A small group clustered around the light of his cell phone, their pinched, illuminated faces carved out from the night behind them. It was a short clip, maybe fifteen seconds, but I could see the light flickering in an endless loop, hear my voice repeating itself, the crowd's conviction and anger rising with each replay.

“You killed him, motherfucker!” a man shouted, followed by a chorus of
yeah
s!

“He ran alongside the bus in the street,” I said. “It was an accident.”

“Fuck accident!” another man shouted. “You ain't even from here!”

“I didn't see him.”

“Oh, you didn't see him!” a third voice shouted. “'Cause it's night and he's black you didn't see him?”

“No, no,” I stammered. “That's not what I meant. He was in my blind spot.”

“The fucker who started it's on the bus!” the black with the camera phone said. “He grabbed the brother! Get him, too!”

The crowd had heard enough. A group of them—shirtless, tatted thugs—stormed up the open front doors and onto the bus.

“We got him!” somebody screamed from inside. “We got the motherfucker!”

A Mexican guy—not the one who started the fight—was thrown off the bus and corralled into the semicircle with me and the dead body.

“What you got to say for yourself?” a voice shouted.

I didn't answer. The Mexican was trembling. He whispered
“No sé”
under his breath.

“Fucking
cholos
go hunt for black people! You wetbacks been trying to kill us up and down these streets!”

“Say something!” one of the crowd shouted.

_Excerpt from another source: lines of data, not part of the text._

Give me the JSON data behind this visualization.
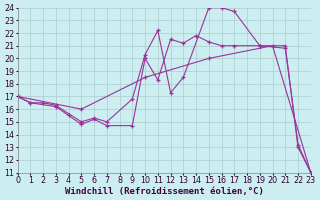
{
  "background_color": "#cceef0",
  "grid_color": "#aacccc",
  "line_color": "#993399",
  "xlabel": "Windchill (Refroidissement éolien,°C)",
  "xlabel_fontsize": 6.5,
  "tick_fontsize": 5.8,
  "xmin": 0,
  "xmax": 23,
  "ymin": 11,
  "ymax": 24,
  "line1_x": [
    0,
    1,
    2,
    3,
    5,
    6,
    7,
    9,
    10,
    11,
    12,
    13,
    15,
    16,
    17,
    19,
    21,
    22,
    23
  ],
  "line1_y": [
    17.0,
    16.5,
    16.5,
    16.3,
    15.0,
    15.3,
    15.0,
    16.8,
    20.3,
    22.2,
    17.3,
    18.5,
    24.0,
    24.0,
    23.7,
    21.0,
    20.8,
    13.2,
    11.0
  ],
  "line2_x": [
    0,
    1,
    3,
    4,
    5,
    6,
    7,
    9,
    10,
    11,
    12,
    13,
    14,
    15,
    16,
    17,
    19,
    21,
    22,
    23
  ],
  "line2_y": [
    17.0,
    16.5,
    16.2,
    15.5,
    14.8,
    15.2,
    14.7,
    14.7,
    20.0,
    18.3,
    21.5,
    21.2,
    21.8,
    21.3,
    21.0,
    21.0,
    21.0,
    21.0,
    13.0,
    11.0
  ],
  "line3_x": [
    0,
    5,
    10,
    15,
    20,
    23
  ],
  "line3_y": [
    17.0,
    16.0,
    18.5,
    20.0,
    21.0,
    11.0
  ]
}
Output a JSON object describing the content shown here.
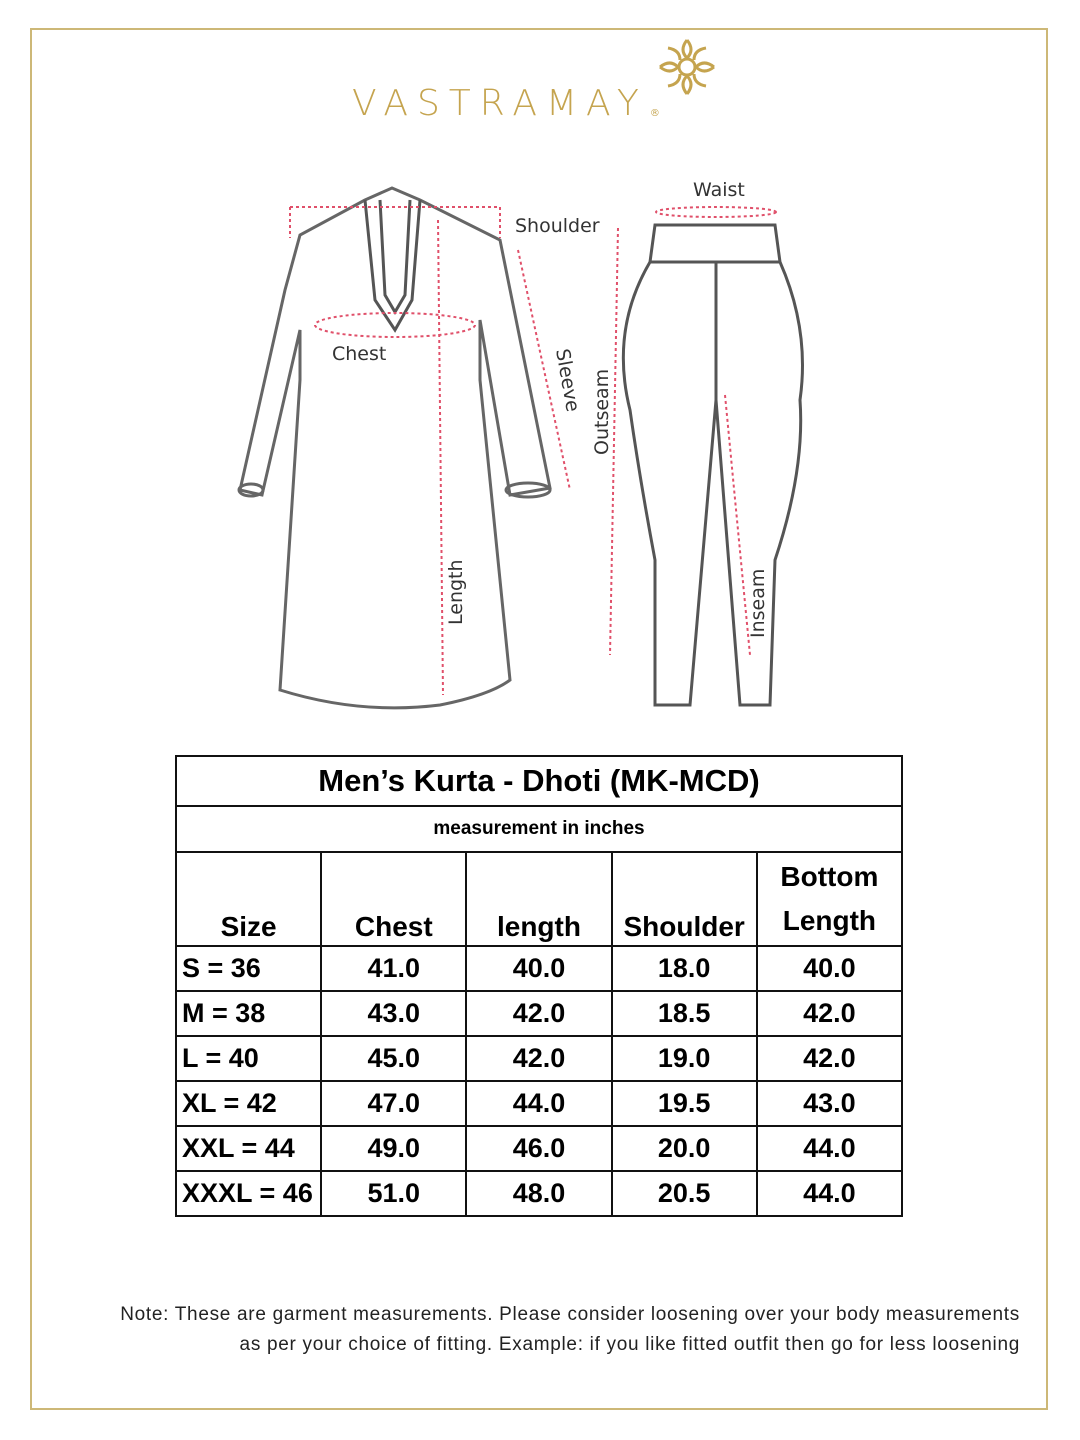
{
  "brand": {
    "name": "VASTRAMAY",
    "registered_mark": "®",
    "color": "#c5a44f"
  },
  "diagram": {
    "kurta_labels": {
      "shoulder": "Shoulder",
      "chest": "Chest",
      "sleeve": "Sleeve",
      "length": "Length"
    },
    "dhoti_labels": {
      "waist": "Waist",
      "outseam": "Outseam",
      "inseam": "Inseam"
    },
    "measure_line_color": "#e0506a"
  },
  "table": {
    "title": "Men’s Kurta - Dhoti (MK-MCD)",
    "subtitle": "measurement in inches",
    "headers": [
      "Size",
      "Chest",
      "length",
      "Shoulder",
      "Bottom Length"
    ],
    "rows": [
      [
        "S = 36",
        "41.0",
        "40.0",
        "18.0",
        "40.0"
      ],
      [
        "M = 38",
        "43.0",
        "42.0",
        "18.5",
        "42.0"
      ],
      [
        "L = 40",
        "45.0",
        "42.0",
        "19.0",
        "42.0"
      ],
      [
        "XL = 42",
        "47.0",
        "44.0",
        "19.5",
        "43.0"
      ],
      [
        "XXL = 44",
        "49.0",
        "46.0",
        "20.0",
        "44.0"
      ],
      [
        "XXXL = 46",
        "51.0",
        "48.0",
        "20.5",
        "44.0"
      ]
    ]
  },
  "note": {
    "line1": "Note: These are garment measurements. Please consider loosening over your body measurements",
    "line2": "as per your choice of fitting. Example: if you like fitted outfit then go for less loosening"
  }
}
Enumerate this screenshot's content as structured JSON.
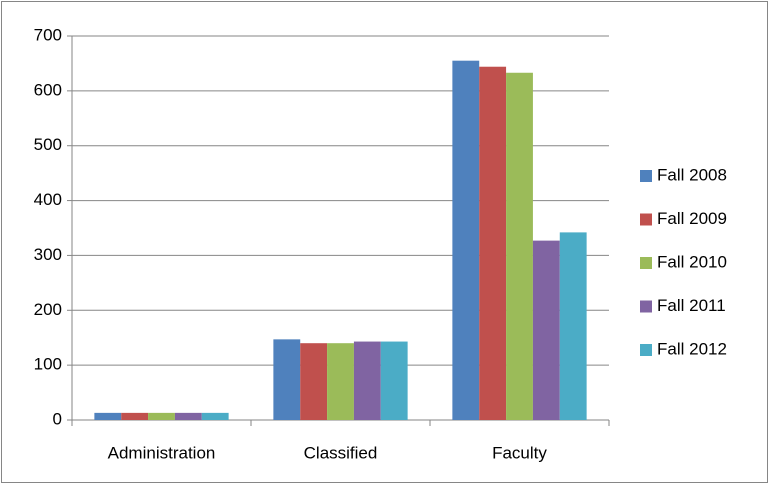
{
  "chart_data": {
    "type": "bar",
    "categories": [
      "Administration",
      "Classified",
      "Faculty"
    ],
    "series": [
      {
        "name": "Fall 2008",
        "color": "#4f81bd",
        "values": [
          13,
          147,
          655
        ]
      },
      {
        "name": "Fall 2009",
        "color": "#c0504d",
        "values": [
          13,
          140,
          644
        ]
      },
      {
        "name": "Fall 2010",
        "color": "#9bbb59",
        "values": [
          13,
          140,
          633
        ]
      },
      {
        "name": "Fall 2011",
        "color": "#8064a2",
        "values": [
          13,
          143,
          327
        ]
      },
      {
        "name": "Fall 2012",
        "color": "#4bacc6",
        "values": [
          13,
          143,
          342
        ]
      }
    ],
    "ylim": [
      0,
      700
    ],
    "yticks": [
      0,
      100,
      200,
      300,
      400,
      500,
      600,
      700
    ],
    "grid": true,
    "legend": "right"
  }
}
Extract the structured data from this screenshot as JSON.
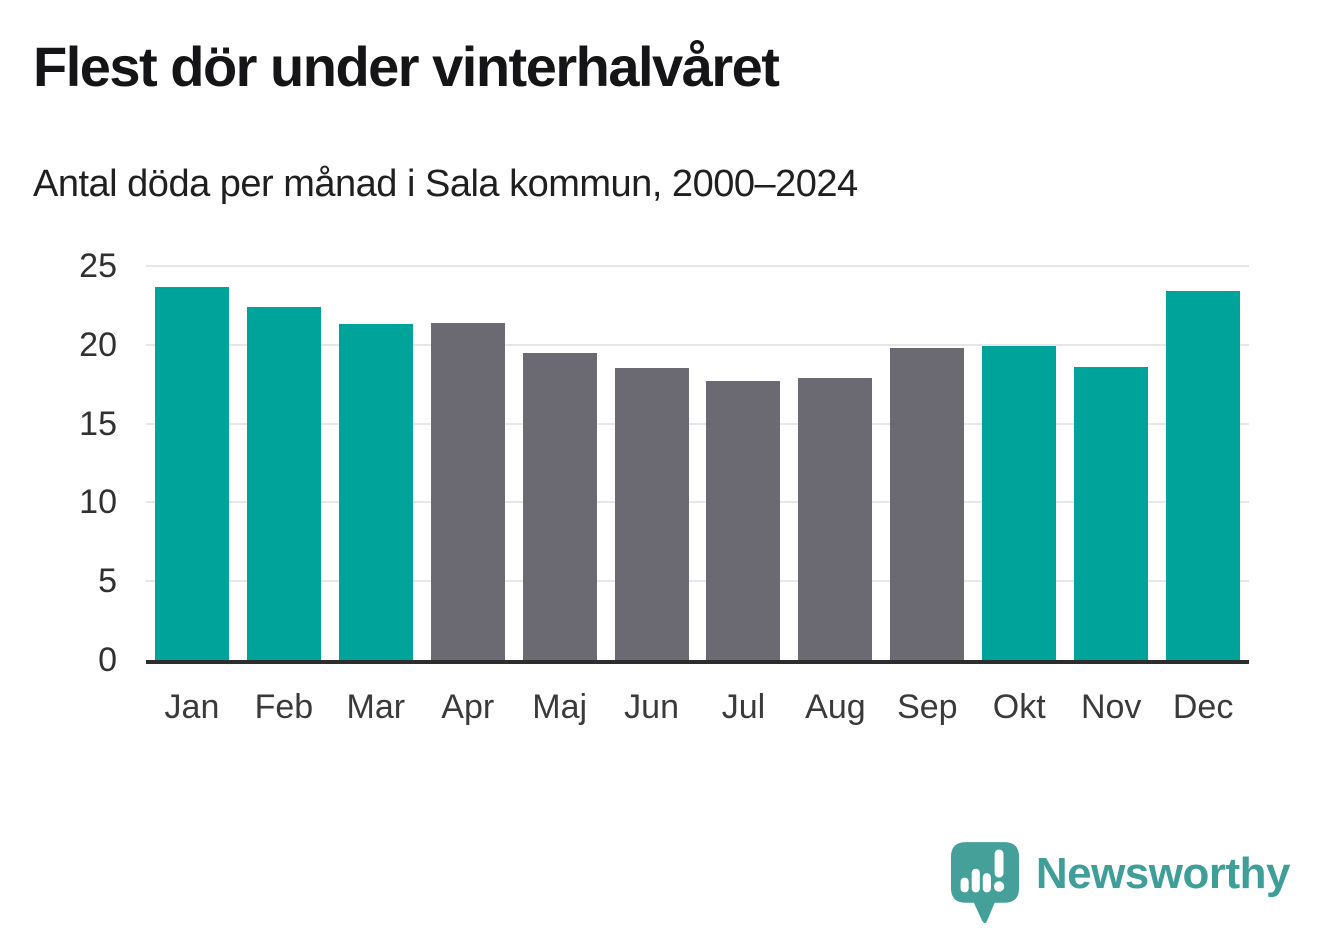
{
  "header": {
    "title": "Flest dör under vinterhalvåret",
    "subtitle": "Antal döda per månad i Sala kommun, 2000–2024"
  },
  "chart_data": {
    "type": "bar",
    "categories": [
      "Jan",
      "Feb",
      "Mar",
      "Apr",
      "Maj",
      "Jun",
      "Jul",
      "Aug",
      "Sep",
      "Okt",
      "Nov",
      "Dec"
    ],
    "values": [
      23.7,
      22.4,
      21.3,
      21.4,
      19.5,
      18.5,
      17.7,
      17.9,
      19.8,
      19.9,
      18.6,
      23.4
    ],
    "bar_colors": [
      "teal",
      "teal",
      "teal",
      "gray",
      "gray",
      "gray",
      "gray",
      "gray",
      "gray",
      "teal",
      "teal",
      "teal"
    ],
    "palette": {
      "teal": "#00a39a",
      "gray": "#6b6a72"
    },
    "title": "Flest dör under vinterhalvåret",
    "subtitle": "Antal döda per månad i Sala kommun, 2000–2024",
    "xlabel": "",
    "ylabel": "",
    "ylim": [
      0,
      25
    ],
    "yticks": [
      0,
      5,
      10,
      15,
      20,
      25
    ],
    "grid": true,
    "legend": "none",
    "axis_color": "#2d2d2d",
    "gridline_color": "#e7e7e7"
  },
  "branding": {
    "logo_text": "Newsworthy",
    "logo_color": "#45a09a",
    "logo_text_color": "#3f9e98",
    "logo_icon": "speech-bubble-bar-chart-exclamation-icon"
  }
}
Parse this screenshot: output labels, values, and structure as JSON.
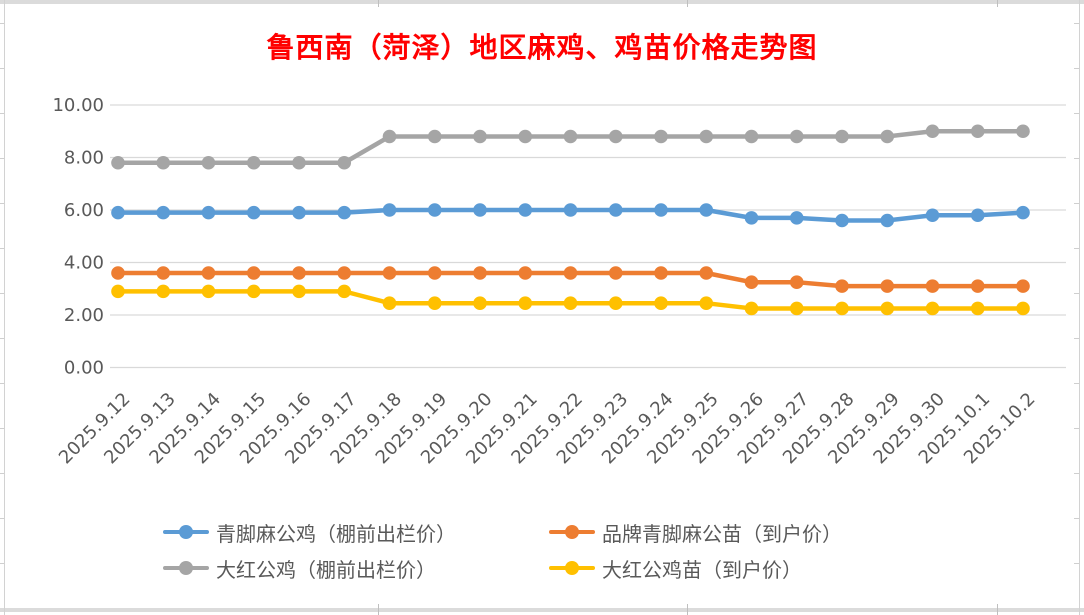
{
  "title": "鲁西南（菏泽）地区麻鸡、鸡苗价格走势图",
  "title_color": "#ff0000",
  "axis_text_color": "#595959",
  "gridline_color": "#d9d9d9",
  "chart_data": {
    "type": "line",
    "title": "鲁西南（菏泽）地区麻鸡、鸡苗价格走势图",
    "xlabel": "",
    "ylabel": "",
    "ylim": [
      0,
      10
    ],
    "ytick_step": 2,
    "ytick_labels": [
      "0.00",
      "2.00",
      "4.00",
      "6.00",
      "8.00",
      "10.00"
    ],
    "grid": true,
    "legend_position": "bottom",
    "categories": [
      "2025.9.12",
      "2025.9.13",
      "2025.9.14",
      "2025.9.15",
      "2025.9.16",
      "2025.9.17",
      "2025.9.18",
      "2025.9.19",
      "2025.9.20",
      "2025.9.21",
      "2025.9.22",
      "2025.9.23",
      "2025.9.24",
      "2025.9.25",
      "2025.9.26",
      "2025.9.27",
      "2025.9.28",
      "2025.9.29",
      "2025.9.30",
      "2025.10.1",
      "2025.10.2"
    ],
    "series": [
      {
        "name": "青脚麻公鸡（棚前出栏价）",
        "color": "#5b9bd5",
        "values": [
          5.9,
          5.9,
          5.9,
          5.9,
          5.9,
          5.9,
          6.0,
          6.0,
          6.0,
          6.0,
          6.0,
          6.0,
          6.0,
          6.0,
          5.7,
          5.7,
          5.6,
          5.6,
          5.8,
          5.8,
          5.9
        ]
      },
      {
        "name": "品牌青脚麻公苗（到户价）",
        "color": "#ed7d31",
        "values": [
          3.6,
          3.6,
          3.6,
          3.6,
          3.6,
          3.6,
          3.6,
          3.6,
          3.6,
          3.6,
          3.6,
          3.6,
          3.6,
          3.6,
          3.25,
          3.25,
          3.1,
          3.1,
          3.1,
          3.1,
          3.1
        ]
      },
      {
        "name": "大红公鸡（棚前出栏价）",
        "color": "#a5a5a5",
        "values": [
          7.8,
          7.8,
          7.8,
          7.8,
          7.8,
          7.8,
          8.8,
          8.8,
          8.8,
          8.8,
          8.8,
          8.8,
          8.8,
          8.8,
          8.8,
          8.8,
          8.8,
          8.8,
          9.0,
          9.0,
          9.0
        ]
      },
      {
        "name": "大红公鸡苗（到户价）",
        "color": "#ffc000",
        "values": [
          2.9,
          2.9,
          2.9,
          2.9,
          2.9,
          2.9,
          2.45,
          2.45,
          2.45,
          2.45,
          2.45,
          2.45,
          2.45,
          2.45,
          2.25,
          2.25,
          2.25,
          2.25,
          2.25,
          2.25,
          2.25
        ]
      }
    ]
  }
}
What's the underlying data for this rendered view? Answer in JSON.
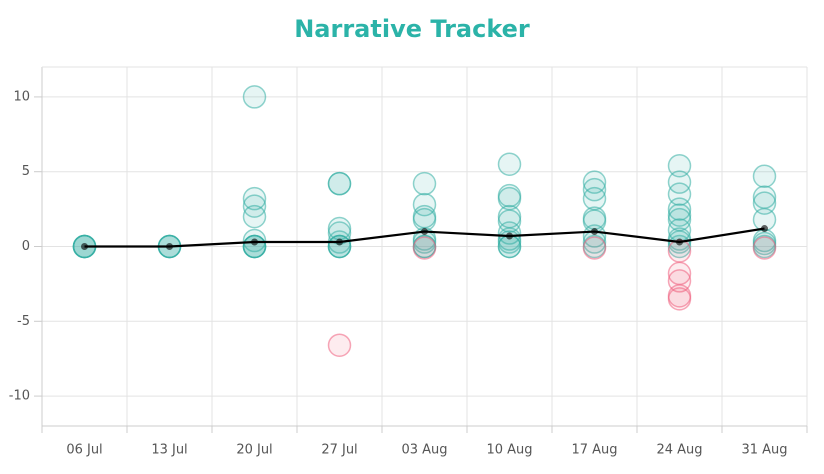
{
  "chart_data": {
    "type": "line",
    "title": "Narrative Tracker",
    "categories": [
      "06 Jul",
      "13 Jul",
      "20 Jul",
      "27 Jul",
      "03 Aug",
      "10 Aug",
      "17 Aug",
      "24 Aug",
      "31 Aug"
    ],
    "values": [
      0,
      0,
      0.3,
      0.3,
      1.0,
      0.7,
      1.0,
      0.3,
      1.2
    ],
    "line_color": "#000000",
    "points": [
      [
        0,
        0,
        0,
        0,
        0
      ],
      [
        0,
        0,
        0,
        0
      ],
      [
        10,
        3.2,
        2.7,
        2.0,
        0.4,
        0,
        0,
        0,
        0
      ],
      [
        4.2,
        4.2,
        1.2,
        0.9,
        0.3,
        0,
        0,
        0,
        -6.6
      ],
      [
        4.2,
        2.8,
        2.0,
        1.8,
        0.5,
        0.3,
        0,
        0,
        -0.1
      ],
      [
        5.5,
        3.4,
        3.2,
        2.0,
        1.7,
        0.9,
        0.5,
        0.3,
        0,
        0
      ],
      [
        4.3,
        3.8,
        3.2,
        1.9,
        1.7,
        0.7,
        0.3,
        0,
        -0.1
      ],
      [
        5.4,
        4.3,
        3.5,
        2.5,
        2.1,
        1.8,
        1.1,
        0.5,
        0.3,
        0,
        -0.3,
        -1.8,
        -2.3,
        -3.3,
        -3.5
      ],
      [
        4.7,
        3.3,
        2.9,
        1.8,
        0.4,
        0.2,
        0,
        -0.1
      ]
    ],
    "positive_color": "#34aea4",
    "negative_color": "#ee5f7e",
    "ylim": [
      -12,
      12
    ],
    "yticks": [
      -10,
      -5,
      0,
      5,
      10
    ],
    "grid": true
  }
}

A large hand smacked him in the face before he could. Then a solid punch, and he went down. He screamed for help in Spanish, which made the crowd rabid. Someone lunged at me, and I scrambled up the stairwell, kicking back at the hands trying to grab my legs. I slapped a hydraulic button to lock the doors. The mob threw the Mexican up against them.

“Habre la puerta!”
he screamed.
“Dios mío, habre la puerta!”

The man pounded his fists against the glass doors. His face was bloodied and bruised. There was a short moment where the crowd outside sounded worn out. Inside the bus was screaming, shouts of
“Sácanos de aqui!”

I started up the bus, hoping the roar of the engine would scare the crowd outside into thinking I might barrel into them and back off. Instead, they threw the Mexican back into the doors, his face a bruised sunset, then down onto the sidewalk with an audible
crack.

It's a violation of Metro policy to leave the scene of an accident. But I had the safety of my passengers to consider. Nobody mentions that, by driving away, I saved those other Mexicans' lives. In the rearview, the silhouettes chasing us receded, swallowed into the dark. I switched the lighted marquee to
OUT OF SERVICE
—
HAVE A NICE DAY
! and sped down Hoover, missing all the stops. On the corner of Hoover and Jefferson, I pulled over at a Denny's, radioed dispatch my new location, and opened the passenger doors.

Everything I did up to this point, I think you'd agree, a reasonable man would have done the same way. The Mexican who started the fight ran off. A few others followed him. I told everyone to wait either inside the restaurant or across the street on the USC campus.

I was shaken and wanted to clear my head, grab a bite to eat, some coffee maybe, something to settle me down. With no police car in sight, I drove east, then north, up Figueroa back to my division yard, off Mission Road, in Boyle Heights, behind the 5/10 interchange. At the corner of Figueroa and the point where César Chávez turns into Sunset Boulevard (the one spot in Los Angeles where a Mexican name changes into an American one), instead of turning right down Chávez to the yard, I turned left on Sunset and kept driving.

Why? I don't know. There are specific rules that cover off-route trips, but I couldn't recall what they were. I'd never seen the streets that deserted before. The city lights shimmered like a pinwheel on a child's grave, hard, gray beams cut up and spun in a dozen fingered directions. In front of me was this long straight line of blue-green diamond streetlights stretching out in a fluid purple blackness, like blood in an artery. And a silence to rival any national park, any mountainous abyss, a silence you'd think impossible in a city of millions.